Blue note, Blue, note, Blue note wikipedia: In jazz and blues, blue note(also "worried" note) is a note played or sung at a height slightly lower than the major scale for expressive purposes. Typically, the change is a semitone or less, but this varies by performers and genres. country blues in particular, features wide variations of the diatonic pitches with emotion blue notes. Blue notes are often seen as similar to heights from traditional songs found in working in Africa. The blue notes are usually said to be flattened third, flattened fifth, and flattened seventh scale degrees. Although the scale of blues "inherently a minor key, it is commonly" forced "on the chord changes in the major, which causes a conflict typically dissonant tones and the blue notes. A conflict similar happens between the notes of the minor scale and minor scale blues, as heard in songs like "Why Do not You Do Right?". In the case of the third flattened the root (or flattened During the dominant seventh), the resulting agreement is a mixed agreement neutral third party.
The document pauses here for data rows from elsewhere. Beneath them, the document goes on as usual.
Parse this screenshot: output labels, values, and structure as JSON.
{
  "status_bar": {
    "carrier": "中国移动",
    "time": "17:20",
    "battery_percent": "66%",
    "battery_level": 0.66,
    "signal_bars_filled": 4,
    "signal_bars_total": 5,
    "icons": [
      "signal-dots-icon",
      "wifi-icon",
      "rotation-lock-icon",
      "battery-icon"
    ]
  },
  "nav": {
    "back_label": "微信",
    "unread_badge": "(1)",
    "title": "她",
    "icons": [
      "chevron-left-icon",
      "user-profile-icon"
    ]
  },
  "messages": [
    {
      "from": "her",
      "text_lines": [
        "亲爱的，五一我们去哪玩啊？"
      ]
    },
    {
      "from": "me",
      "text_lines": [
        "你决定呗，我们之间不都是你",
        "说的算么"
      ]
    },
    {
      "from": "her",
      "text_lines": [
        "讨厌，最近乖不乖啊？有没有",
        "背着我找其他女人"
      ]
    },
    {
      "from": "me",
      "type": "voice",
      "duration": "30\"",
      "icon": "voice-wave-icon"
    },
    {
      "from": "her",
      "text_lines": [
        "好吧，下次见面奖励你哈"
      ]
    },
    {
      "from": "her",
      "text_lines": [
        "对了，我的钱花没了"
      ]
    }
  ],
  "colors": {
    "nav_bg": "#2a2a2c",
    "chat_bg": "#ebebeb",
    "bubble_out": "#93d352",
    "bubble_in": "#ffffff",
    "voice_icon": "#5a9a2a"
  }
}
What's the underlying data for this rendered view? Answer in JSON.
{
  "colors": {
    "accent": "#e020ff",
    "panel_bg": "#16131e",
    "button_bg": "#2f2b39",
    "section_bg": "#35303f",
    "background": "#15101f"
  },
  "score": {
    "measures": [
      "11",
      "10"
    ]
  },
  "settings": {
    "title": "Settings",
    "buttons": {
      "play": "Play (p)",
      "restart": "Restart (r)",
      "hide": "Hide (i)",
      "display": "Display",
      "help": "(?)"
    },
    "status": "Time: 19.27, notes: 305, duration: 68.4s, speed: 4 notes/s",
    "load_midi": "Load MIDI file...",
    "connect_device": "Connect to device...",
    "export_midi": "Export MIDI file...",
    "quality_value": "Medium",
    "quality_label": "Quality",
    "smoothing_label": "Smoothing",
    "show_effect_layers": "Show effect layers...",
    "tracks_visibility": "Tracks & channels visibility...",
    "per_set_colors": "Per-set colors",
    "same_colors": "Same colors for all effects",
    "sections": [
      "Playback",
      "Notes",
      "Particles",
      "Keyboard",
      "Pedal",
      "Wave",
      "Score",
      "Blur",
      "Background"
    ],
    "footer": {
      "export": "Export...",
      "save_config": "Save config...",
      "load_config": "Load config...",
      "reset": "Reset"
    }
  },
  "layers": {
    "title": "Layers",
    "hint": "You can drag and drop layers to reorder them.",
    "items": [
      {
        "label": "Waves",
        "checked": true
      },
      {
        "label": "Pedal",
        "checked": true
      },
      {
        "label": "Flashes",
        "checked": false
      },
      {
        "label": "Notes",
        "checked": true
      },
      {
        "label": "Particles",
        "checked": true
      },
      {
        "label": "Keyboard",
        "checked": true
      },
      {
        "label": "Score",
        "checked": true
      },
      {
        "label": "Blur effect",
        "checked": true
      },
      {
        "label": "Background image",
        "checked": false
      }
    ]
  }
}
Blue notes are used in many twelve bar blues and eight measures, and also in blues ballads, many types of modern jazz, classical and folk songs with a "blue" feeling, like "Stormy Weather" by Harold Arlen. Blue notes are also common in folk music in English. Bent or "blue note", known in Ireland, "said Long "play a vital role in Irish music and can be heard on any instrument capable of producing them.